A time-correlation function approach to nuclear dynamical effects in X-ray spectroscopy

TL;DR

This paper introduces a novel time-correlation function approach to incorporate nuclear dynamical effects into X-ray spectroscopy, enhancing the understanding of nuclear-electronic interactions in complex environments.

Contribution

It presents an alternative derivation and implementation of a protocol to account for nuclear dynamics in X-ray spectra, demonstrated on water samples.

Findings

Nuclear motions influence specific spectral features.

Correlation functions reveal dynamics of electronic energy gaps.
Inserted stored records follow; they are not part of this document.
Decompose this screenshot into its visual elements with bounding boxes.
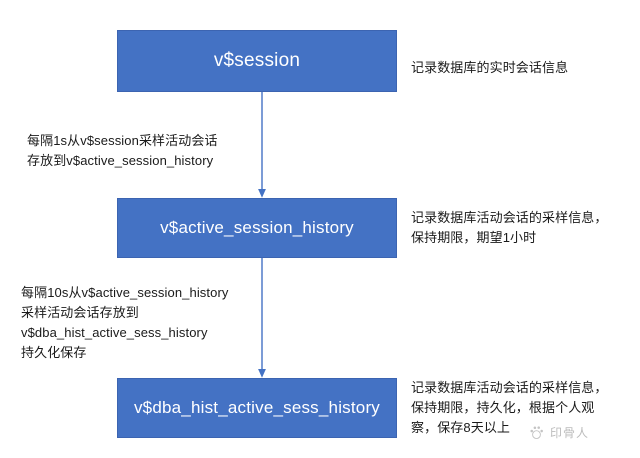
diagram-canvas: v$session 记录数据库的实时会话信息 每隔1s从v$session采样活… [0, 0, 640, 458]
node-v-active-session-history[interactable]: v$active_session_history [117, 198, 397, 258]
node-v-dba-hist-active-sess-history-label: v$dba_hist_active_sess_history [128, 398, 386, 418]
annotation-v-session: 记录数据库的实时会话信息 [411, 58, 633, 78]
edge-label-session-to-ash: 每隔1s从v$session采样活动会话 存放到v$active_session… [27, 131, 272, 171]
paw-logo-icon [528, 424, 545, 441]
node-v-active-session-history-label: v$active_session_history [154, 218, 360, 238]
node-v-dba-hist-active-sess-history[interactable]: v$dba_hist_active_sess_history [117, 378, 397, 438]
watermark-label: 印骨人 [550, 424, 589, 441]
watermark: 印骨人 [528, 424, 589, 441]
annotation-v-dba-hist-active-sess-history: 记录数据库活动会话的采样信息， 保持期限，持久化，根据个人观 察，保存8天以上 [411, 378, 633, 438]
edge-label-ash-to-dba-hist: 每隔10s从v$active_session_history 采样活动会话存放到… [21, 283, 276, 363]
node-v-session-label: v$session [208, 50, 306, 73]
annotation-v-active-session-history: 记录数据库活动会话的采样信息， 保持期限，期望1小时 [411, 208, 633, 248]
node-v-session[interactable]: v$session [117, 30, 397, 92]
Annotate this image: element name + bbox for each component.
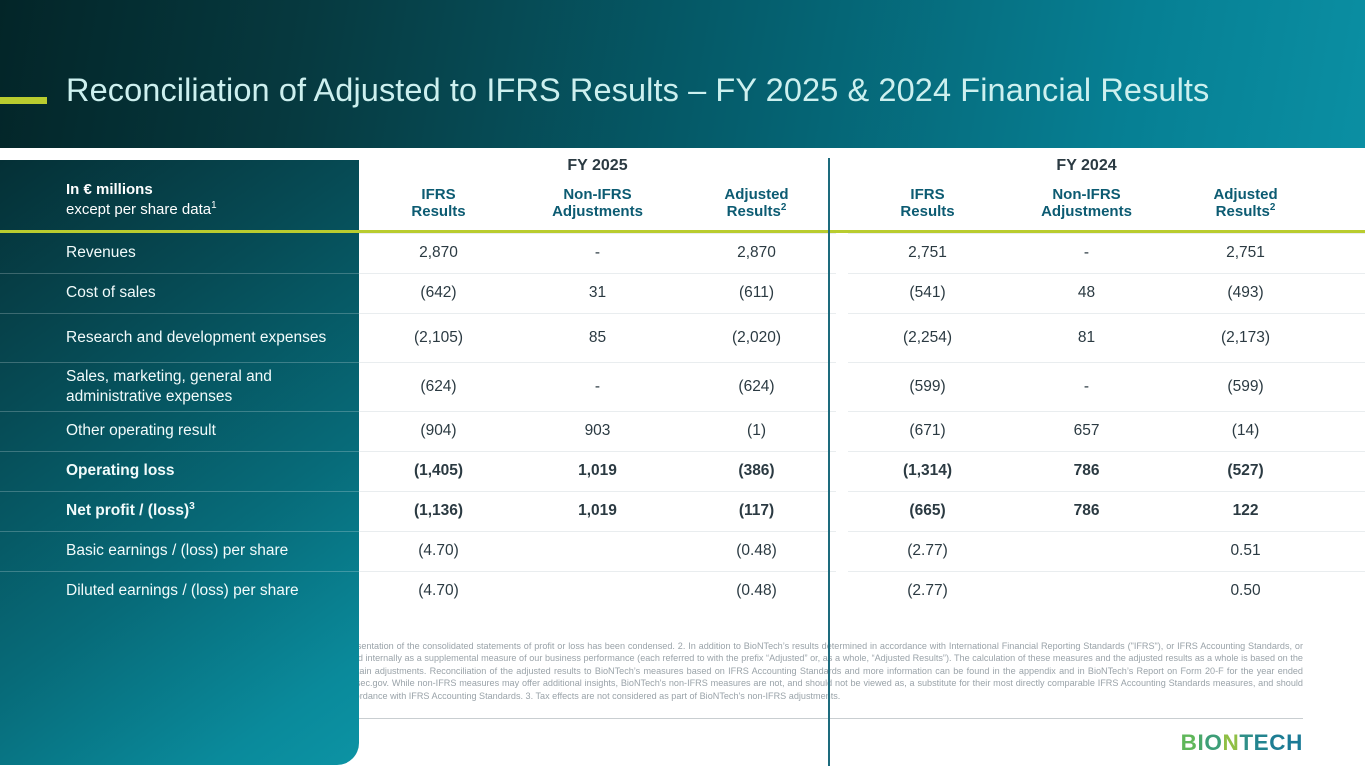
table-cell-value: 2,870	[359, 233, 518, 273]
table-cell-value: (671)	[848, 411, 1007, 451]
page-title: Reconciliation of Adjusted to IFRS Resul…	[66, 72, 1209, 109]
table-cell-value: (2,020)	[677, 313, 836, 362]
table-cell-value: (0.48)	[677, 531, 836, 571]
group-header-gap	[836, 148, 848, 178]
table-cell-value: 48	[1007, 273, 1166, 313]
row-label: Sales, marketing, general and administra…	[0, 362, 359, 411]
table-cell-value	[518, 531, 677, 571]
group-header-pad	[1325, 148, 1365, 178]
table-cell-value: (624)	[359, 362, 518, 411]
col-header-fy2025-ifrs: IFRSResults	[359, 178, 518, 230]
row-gap-cell	[836, 233, 848, 273]
col-header-fy2024-nonifrs: Non-IFRSAdjustments	[1007, 178, 1166, 230]
table-cell-value: (642)	[359, 273, 518, 313]
row-right-pad	[1325, 362, 1365, 411]
logo-letter-n: N	[1222, 732, 1239, 755]
table-cell-value: (386)	[677, 451, 836, 491]
table-cell-value: (624)	[677, 362, 836, 411]
row-right-pad	[1325, 571, 1365, 611]
slide-header-banner: Reconciliation of Adjusted to IFRS Resul…	[0, 0, 1365, 148]
row-right-pad	[1325, 531, 1365, 571]
table-cell-value: -	[1007, 362, 1166, 411]
row-gap-cell	[836, 362, 848, 411]
table-cell-value: 1,019	[518, 491, 677, 531]
table-cell-value: 2,870	[677, 233, 836, 273]
group-header-spacer	[0, 148, 359, 178]
row-right-pad	[1325, 451, 1365, 491]
table-row: Net profit / (loss)3(1,136)1,019(117)(66…	[0, 491, 1365, 531]
table-row: Basic earnings / (loss) per share(4.70)(…	[0, 531, 1365, 571]
unit-label-line2: except per share data1	[66, 200, 359, 220]
row-label: Basic earnings / (loss) per share	[0, 531, 359, 571]
table-cell-value: 2,751	[1166, 233, 1325, 273]
row-label: Research and development expenses	[0, 313, 359, 362]
table-row: Diluted earnings / (loss) per share(4.70…	[0, 571, 1365, 611]
table-cell-value: 31	[518, 273, 677, 313]
table-cell-value: (2.77)	[848, 571, 1007, 611]
table-cell-value: (14)	[1166, 411, 1325, 451]
row-gap-cell	[836, 451, 848, 491]
biontech-logo: BIONTECH	[1181, 732, 1303, 755]
logo-letter-e: E	[1254, 732, 1270, 755]
row-right-pad	[1325, 273, 1365, 313]
table-cell-value: (1,136)	[359, 491, 518, 531]
row-gap-cell	[836, 313, 848, 362]
table-cell-value: (611)	[677, 273, 836, 313]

Harmonic model explains observed spectral tendencies.

Abstract

Modern X-ray spectroscopy has proven itself as a robust tool for probing the electronic structure of atoms in complex environments. Despite working on energy scales that are much larger than those corresponding to nuclear motions, taking nuclear dynamics and the associated nuclear correlations into account may be of importance for X-ray spectroscopy. Recently, we have developed an efficient protocol to account for nuclear dynamics in X-ray absorption and resonant inelastic X-ray scattering spectra [Karsten \textit{et al.} arXiv:1608.03436], based on ground state molecular dynamics accompanied with state-of-the-art calculations of electronic excitation energies and transition dipoles. Here, we present an alternative derivation of the formalism and elaborate on the developed simulation protocol on the examples of gas phase and bulk water. The specific spectroscopic features stemming from the nuclear motions are analyzed and traced down to the dynamics of electronic energy gaps and transition dipole correlation functions. The observed tendencies are explained on the basis of a simple harmonic model and the involved approximations are discussed. The method represents a step forward over the conventional approaches treating the system in full complexity and provides a reasonable starting point for further improvements.